Lei intanto gli stava passando le mani sui pettorali, cercò di fermarle le mani ma lei scese giù a toccargli l'uccello, che reagì all'istante.
Zlatan rimase immobile mentre lei lo accarezzava, alzava lo sguardo verso di lui e gli diceva:
«Scopami, Zlatan.»
E lui lo avrebbe fatto, perché lei era una ragazza sfacciata e provocante e meritava una bella lezione. Lo avrebbe fatto perché era un uomo e lei lo stava provocando. Lo avrebbe fatto, certo, se non avesse avuto Sveva in testa. Per una frazione di secondo pensò a lei e al loro bacio. Magari il sesso con Serena sarebbe stato fantastico, ma preferiva di gran lunga fare l'amore con Sveva. Anche se avesse dovuto aspettare una vita intera.
In quel momento si accorse di provare qualcosa di più profondo per lei.
Bloccò le mani di Serena. «Ferma.»
«Zlatan, ti prego...»
«Ti do un consiglio: smettila di giocare in questo modo con gli uomini, finirai per farti male» le lasciò le mani e si avviò verso il locale.

Una volta dentro, la vide subito. Era in piedi in un angolo della sala e stava parlando con Mark. L'immagine di loro due insieme, sotto il suo portico, gli fece ribollire il sangue nelle vene.
Sveva stava ridendo. Chissà cosa gli aveva detto quel coglione per farla ridere così. Era bellissima. Dio, era stupenda. Sarebbe potuto rimanere ore intere a guardarla sorridere.
Non andò subito da lei, si fermò con i suoi compagni di squadra per la maggior parte del tempo. Non voleva sembrarle troppo opprimente e non era più sicuro che lei gradisse la sua compagnia.

Si erano guardari per gran parte della serata e lei non gli aveva mai sorriso. Si avvicinò, Sveva stava ancora parlando con Mark e Zlatan aveva troppa voglia di stare un po' con lei.
«Ehi.»
«Oh, Zlatan» disse Mark, sorridendo.
«Che... che fate?»
Sveva si alzò. «Io stavo andando via, sono un po' stanca.»

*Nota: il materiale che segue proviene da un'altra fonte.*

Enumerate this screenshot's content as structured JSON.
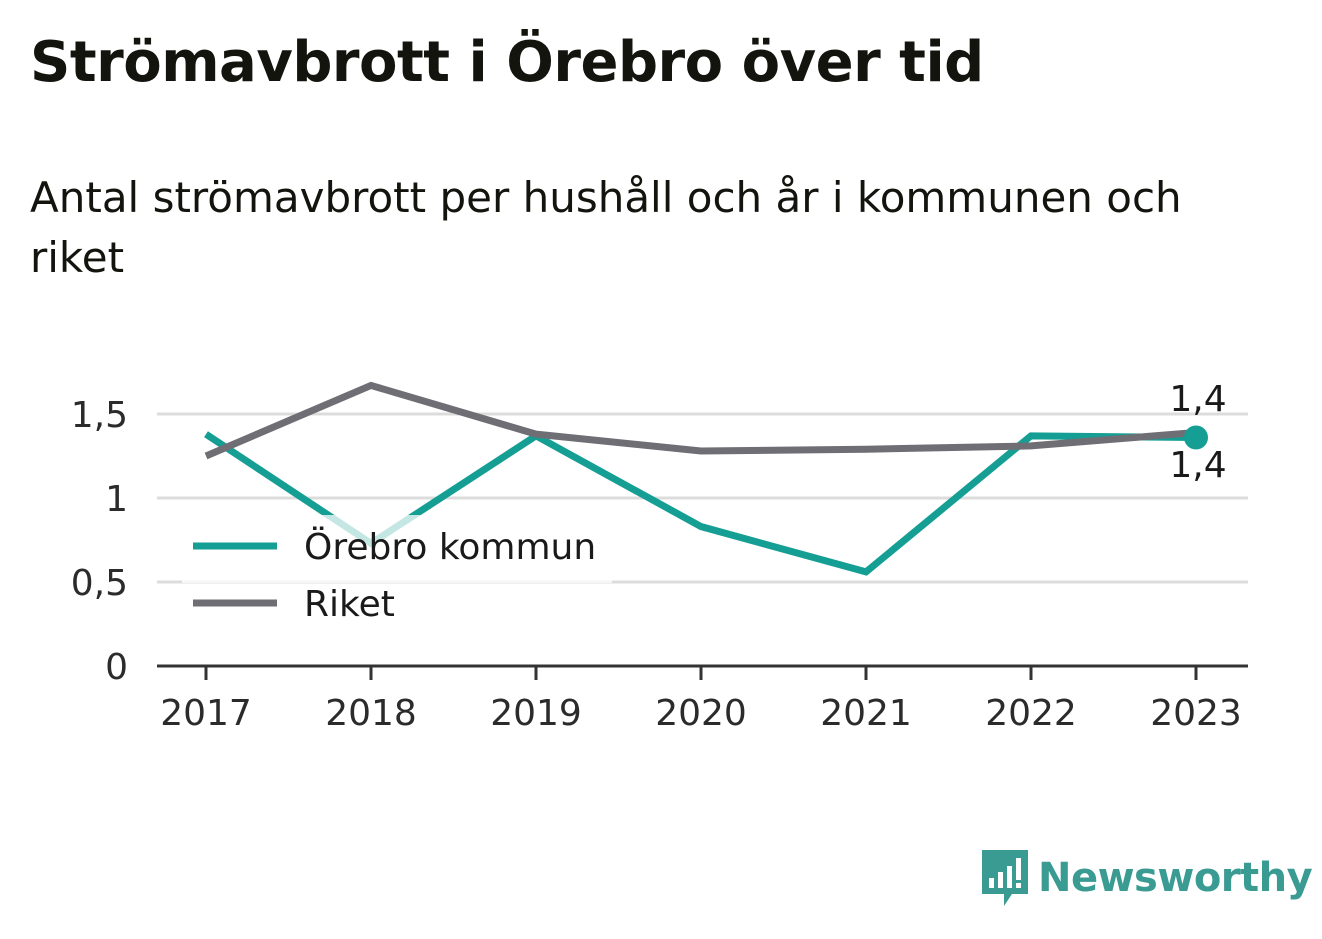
{
  "title": "Strömavbrott i Örebro över tid",
  "subtitle": "Antal strömavbrott per hushåll och år i kommunen och riket",
  "brand": {
    "name": "Newsworthy",
    "icon": "newsworthy-logo-icon",
    "color": "#3a9b92"
  },
  "chart_data": {
    "type": "line",
    "title": "Strömavbrott i Örebro över tid",
    "subtitle": "Antal strömavbrott per hushåll och år i kommunen och riket",
    "x": [
      "2017",
      "2018",
      "2019",
      "2020",
      "2021",
      "2022",
      "2023"
    ],
    "ylim": [
      0,
      1.8
    ],
    "yticks": [
      0,
      0.5,
      1,
      1.5
    ],
    "ytick_labels": [
      "0",
      "0,5",
      "1",
      "1,5"
    ],
    "grid": true,
    "legend_placement": "lower-left",
    "series": [
      {
        "name": "Örebro kommun",
        "color": "#159f94",
        "values": [
          1.38,
          0.73,
          1.37,
          0.83,
          0.56,
          1.37,
          1.36
        ]
      },
      {
        "name": "Riket",
        "color": "#6f6e75",
        "values": [
          1.25,
          1.67,
          1.38,
          1.28,
          1.29,
          1.31,
          1.39
        ]
      }
    ],
    "end_labels": {
      "Riket": "1,4",
      "Örebro kommun": "1,4"
    }
  }
}
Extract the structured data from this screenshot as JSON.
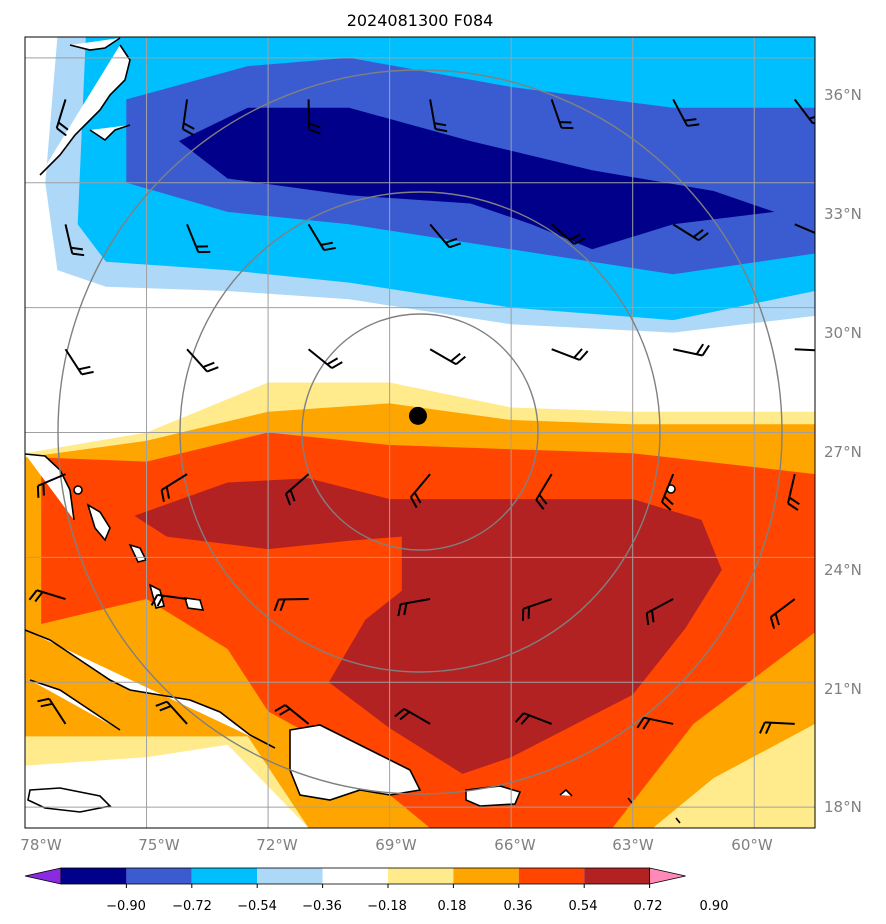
{
  "chart_data": {
    "type": "heatmap",
    "title": "2024081300 F084",
    "x_ticks": [
      "78°W",
      "75°W",
      "72°W",
      "69°W",
      "66°W",
      "63°W",
      "60°W"
    ],
    "y_ticks": [
      "36°N",
      "33°N",
      "30°N",
      "27°N",
      "24°N",
      "21°N",
      "18°N"
    ],
    "xlim": [
      -78,
      -58.5
    ],
    "ylim": [
      17.5,
      36.5
    ],
    "grid": true,
    "storm_center": {
      "lon": -68.3,
      "lat": 27.4
    },
    "colorbar": {
      "tick_labels": [
        "−0.90",
        "−0.72",
        "−0.54",
        "−0.36",
        "−0.18",
        "0.18",
        "0.36",
        "0.54",
        "0.72",
        "0.90"
      ],
      "levels": [
        -0.9,
        -0.72,
        -0.54,
        -0.36,
        -0.18,
        0.18,
        0.36,
        0.54,
        0.72,
        0.9
      ],
      "colors": [
        "#8a2be2",
        "#00008b",
        "#3a5cd0",
        "#00bfff",
        "#add8f8",
        "#ffffff",
        "#ffeb8c",
        "#ffa500",
        "#ff4500",
        "#b22222",
        "#ff89b8"
      ],
      "extend": "both"
    },
    "field_regions": [
      {
        "level": "-0.36",
        "color": "#add8f8",
        "lonlat": [
          [
            -77.2,
            36.5
          ],
          [
            -58.5,
            36.5
          ],
          [
            -58.5,
            29.8
          ],
          [
            -62,
            29.4
          ],
          [
            -66,
            29.6
          ],
          [
            -70,
            30.2
          ],
          [
            -73,
            30.4
          ],
          [
            -76,
            30.5
          ],
          [
            -77.2,
            30.9
          ],
          [
            -77.5,
            33
          ]
        ]
      },
      {
        "level": "-0.54",
        "color": "#00bfff",
        "lonlat": [
          [
            -76.5,
            36.5
          ],
          [
            -58.5,
            36.5
          ],
          [
            -58.5,
            30.4
          ],
          [
            -62,
            29.7
          ],
          [
            -66,
            30
          ],
          [
            -70,
            30.6
          ],
          [
            -73,
            30.9
          ],
          [
            -76,
            31.1
          ],
          [
            -76.7,
            32
          ]
        ]
      },
      {
        "level": "-0.72",
        "color": "#3a5cd0",
        "lonlat": [
          [
            -75.5,
            35
          ],
          [
            -72.5,
            35.8
          ],
          [
            -70,
            36
          ],
          [
            -66,
            35.3
          ],
          [
            -62,
            34.8
          ],
          [
            -58.5,
            34.8
          ],
          [
            -58.5,
            31.3
          ],
          [
            -62,
            30.8
          ],
          [
            -66,
            31.4
          ],
          [
            -70,
            32
          ],
          [
            -73,
            32.3
          ],
          [
            -75.5,
            33
          ]
        ]
      },
      {
        "level": "-0.90",
        "color": "#00008b",
        "lonlat": [
          [
            -74.2,
            34
          ],
          [
            -72.5,
            34.8
          ],
          [
            -70,
            34.8
          ],
          [
            -67,
            34
          ],
          [
            -64,
            33.3
          ],
          [
            -61,
            32.8
          ],
          [
            -59.5,
            32.3
          ],
          [
            -62,
            32
          ],
          [
            -64,
            31.4
          ],
          [
            -65.5,
            32
          ],
          [
            -67,
            32.5
          ],
          [
            -70,
            32.7
          ],
          [
            -73,
            33.1
          ]
        ]
      },
      {
        "level": "0.18",
        "color": "#ffeb8c",
        "lonlat": [
          [
            -78,
            26.5
          ],
          [
            -75,
            27
          ],
          [
            -72,
            28.2
          ],
          [
            -69,
            28.2
          ],
          [
            -66,
            27.6
          ],
          [
            -63,
            27.5
          ],
          [
            -58.5,
            27.5
          ],
          [
            -58.5,
            17.5
          ],
          [
            -71,
            17.5
          ],
          [
            -73,
            19.5
          ],
          [
            -75,
            19.2
          ],
          [
            -78,
            19
          ]
        ]
      },
      {
        "level": "0.36",
        "color": "#ffa500",
        "lonlat": [
          [
            -78,
            26.4
          ],
          [
            -75,
            26.8
          ],
          [
            -72,
            27.5
          ],
          [
            -69,
            27.7
          ],
          [
            -66,
            27.3
          ],
          [
            -63,
            27.2
          ],
          [
            -58.5,
            27.2
          ],
          [
            -58.5,
            20
          ],
          [
            -61,
            18.7
          ],
          [
            -62.5,
            17.5
          ],
          [
            -71,
            17.5
          ],
          [
            -72.5,
            19.7
          ],
          [
            -75,
            19.7
          ],
          [
            -78,
            19.7
          ]
        ]
      },
      {
        "level": "0.54",
        "color": "#ff4500",
        "lonlat": [
          [
            -77.6,
            26.4
          ],
          [
            -75,
            26.3
          ],
          [
            -72,
            27
          ],
          [
            -69,
            26.7
          ],
          [
            -66,
            26.6
          ],
          [
            -63,
            26.5
          ],
          [
            -58.5,
            26
          ],
          [
            -58.5,
            22.2
          ],
          [
            -61.5,
            20
          ],
          [
            -63.5,
            17.5
          ],
          [
            -68,
            17.5
          ],
          [
            -70.5,
            19.5
          ],
          [
            -72,
            20.3
          ],
          [
            -73,
            21.8
          ],
          [
            -75,
            23
          ],
          [
            -77.6,
            22.4
          ]
        ]
      },
      {
        "level": "0.72",
        "color": "#b22222",
        "lonlat": [
          [
            -75.3,
            25
          ],
          [
            -73,
            25.8
          ],
          [
            -71,
            25.9
          ],
          [
            -69,
            25.4
          ],
          [
            -66,
            25.4
          ],
          [
            -63,
            25.4
          ],
          [
            -61.3,
            24.9
          ],
          [
            -60.8,
            23.7
          ],
          [
            -61.7,
            22.3
          ],
          [
            -63,
            20.7
          ],
          [
            -66,
            19.2
          ],
          [
            -67.2,
            18.8
          ],
          [
            -69,
            19.9
          ],
          [
            -70.5,
            21
          ],
          [
            -69.6,
            22.5
          ],
          [
            -68.7,
            23.2
          ],
          [
            -68.7,
            24.5
          ],
          [
            -70,
            24.4
          ],
          [
            -72,
            24.2
          ],
          [
            -74.5,
            24.5
          ]
        ]
      }
    ]
  }
}
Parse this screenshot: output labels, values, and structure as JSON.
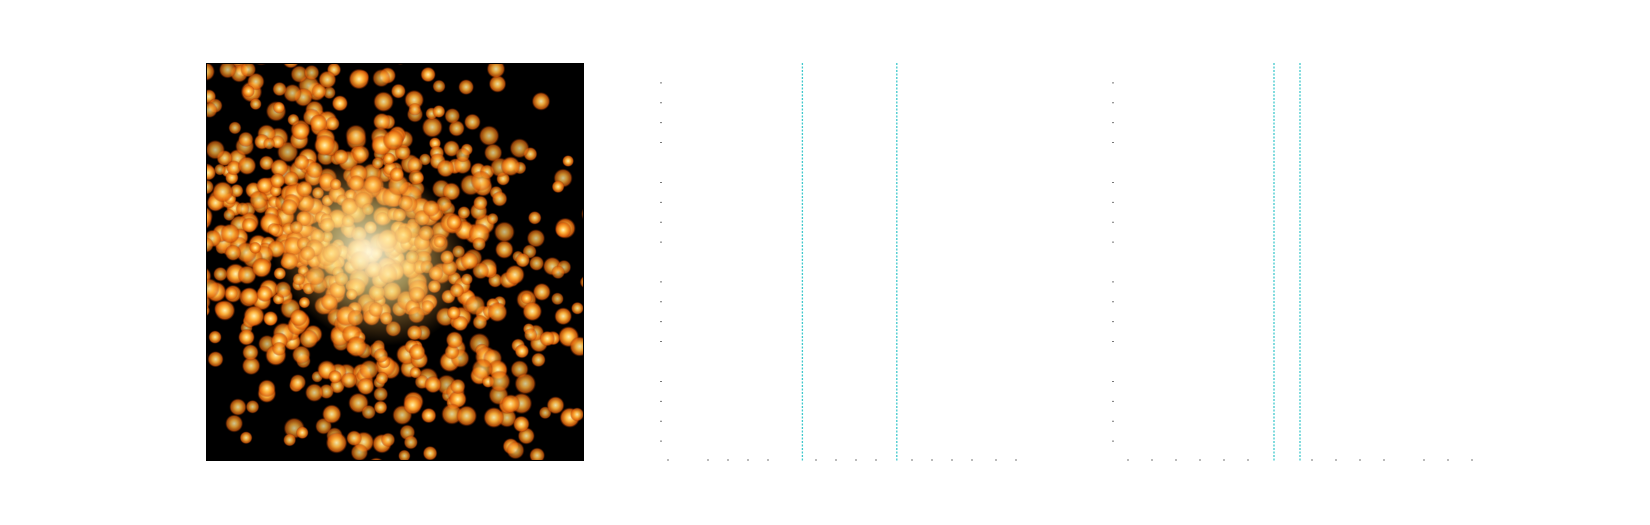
{
  "chart_data": [
    {
      "type": "heatmap",
      "title": "",
      "xlabel": "",
      "ylabel": "",
      "colormap": "afmhot",
      "colors": {
        "background": "#000000",
        "low": "#a83200",
        "mid": "#ff8a1e",
        "high": "#fff6b8"
      },
      "core": {
        "x": 0.38,
        "y": 0.45
      },
      "spread": {
        "x": 0.24,
        "y": 0.27
      },
      "elongation_angle_deg": 35,
      "blob_count": 820,
      "seed": 7
    },
    {
      "type": "line",
      "title": "",
      "xlabel": "",
      "ylabel": "",
      "grid": false,
      "tick_labels_visible": false,
      "xlim": [
        0,
        1
      ],
      "vertical_lines": [
        0.356,
        0.592
      ],
      "vertical_line_color": "#3ec8cc",
      "minor_x_ticks": [
        0.02,
        0.12,
        0.17,
        0.22,
        0.27,
        0.39,
        0.44,
        0.49,
        0.54,
        0.63,
        0.68,
        0.73,
        0.78,
        0.84,
        0.89
      ],
      "minor_y_ticks": [
        0.05,
        0.1,
        0.15,
        0.2,
        0.3,
        0.35,
        0.4,
        0.45,
        0.55,
        0.6,
        0.65,
        0.7,
        0.8,
        0.85,
        0.9,
        0.95
      ]
    },
    {
      "type": "line",
      "title": "",
      "xlabel": "",
      "ylabel": "",
      "grid": false,
      "tick_labels_visible": false,
      "xlim": [
        0,
        1
      ],
      "vertical_lines": [
        0.405,
        0.47
      ],
      "vertical_line_color": "#3ec8cc",
      "minor_x_ticks": [
        0.04,
        0.1,
        0.16,
        0.22,
        0.28,
        0.34,
        0.5,
        0.56,
        0.62,
        0.68,
        0.78,
        0.84,
        0.9
      ],
      "minor_y_ticks": [
        0.05,
        0.1,
        0.15,
        0.2,
        0.3,
        0.35,
        0.4,
        0.45,
        0.55,
        0.6,
        0.65,
        0.7,
        0.8,
        0.85,
        0.9,
        0.95
      ]
    }
  ]
}
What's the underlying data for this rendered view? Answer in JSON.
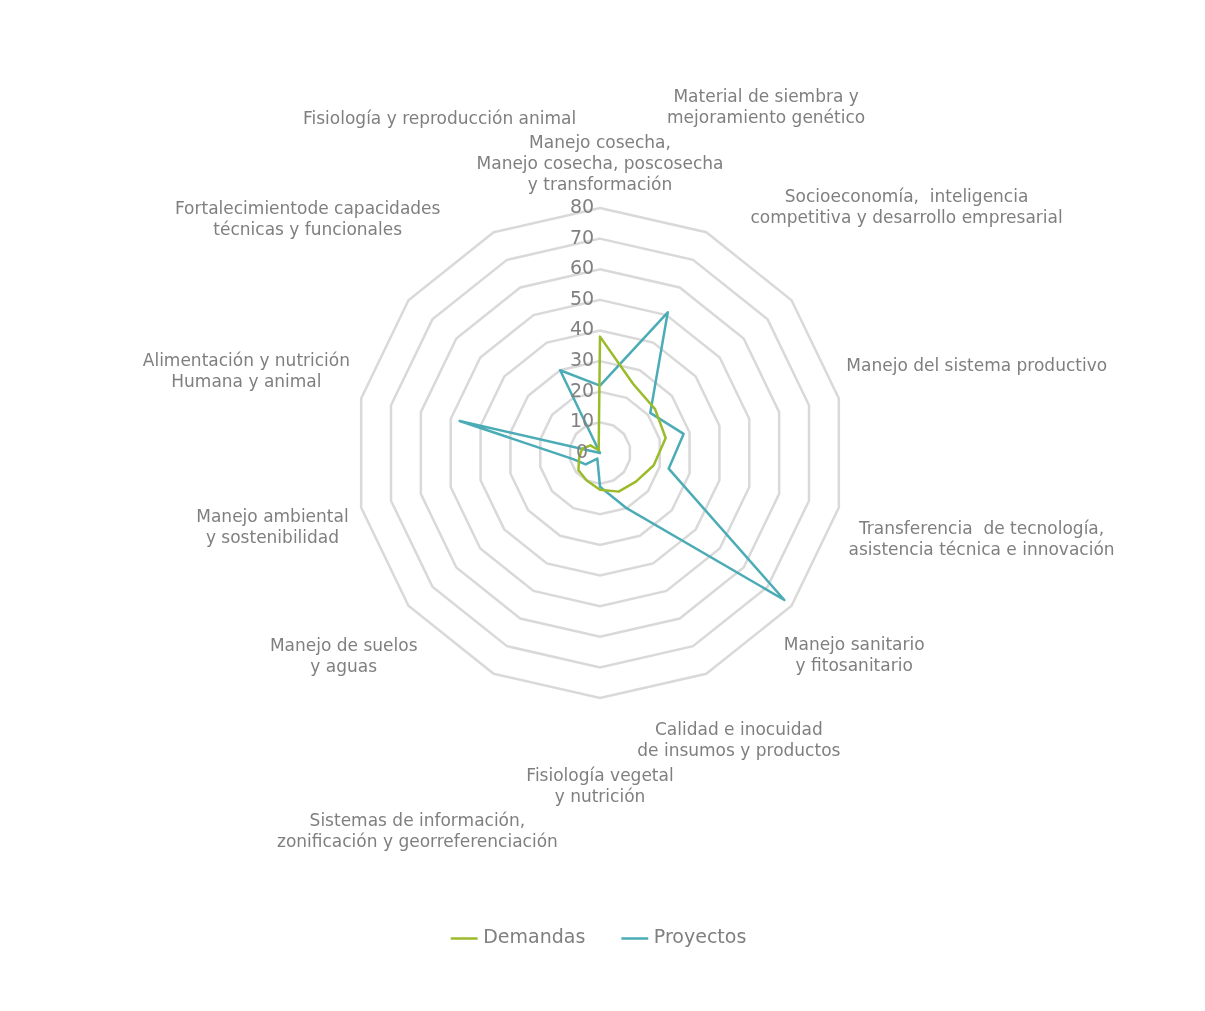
{
  "chart_data": {
    "type": "radar",
    "categories": [
      "Manejo cosecha,\nManejo cosecha, poscosecha\ny transformación",
      "Material de siembra y\nmejoramiento genético",
      "Socioeconomía,  inteligencia\ncompetitiva y desarrollo empresarial",
      "Manejo del sistema productivo",
      "Transferencia  de tecnología,\nasistencia técnica e innovación",
      "Manejo sanitario\ny fitosanitario",
      "Calidad e inocuidad\nde insumos y productos",
      "Fisiología vegetal\ny nutrición",
      "Sistemas de información,\nzonificación y georreferenciación",
      "Manejo de suelos\ny aguas",
      "Manejo ambiental\ny sostenibilidad",
      "Alimentación y nutrición\nHumana y animal",
      "Fortalecimientode capacidades\ntécnicas y funcionales",
      "Fisiología y reproducción animal"
    ],
    "series": [
      {
        "name": "Demandas",
        "color": "#9bbb2a",
        "values": [
          38,
          25,
          23,
          22,
          18,
          15,
          14,
          12,
          10,
          9,
          7,
          6,
          4,
          1
        ]
      },
      {
        "name": "Proyectos",
        "color": "#4bacb6",
        "values": [
          22,
          51,
          21,
          28,
          23,
          77,
          20,
          11,
          2,
          6,
          9,
          47,
          0,
          30
        ]
      }
    ],
    "ylim": [
      0,
      80
    ],
    "yticks": [
      0,
      10,
      20,
      30,
      40,
      50,
      60,
      70,
      80
    ],
    "grid": true,
    "legend": "bottom",
    "marker": "none"
  }
}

Zlatan rimase a fissarla. Ora era lei che stava scappando.
«Vuoi un passaggio?» le chiese Mark.
Lei guardò un secondo Zlatan. «Sì, grazie.»
«Bè, buonanotte allora» disse Zlatan.
«Buonanotte» rispose lei, poi si avviò a salutare gli altri.
Zlatan strinse i pugni mentre la guardava allontanarsi con quell'idiota. Forse si era sbagliato su Sveva. Forse era solo una stronza e per lei quel bacio non aveva significato nulla.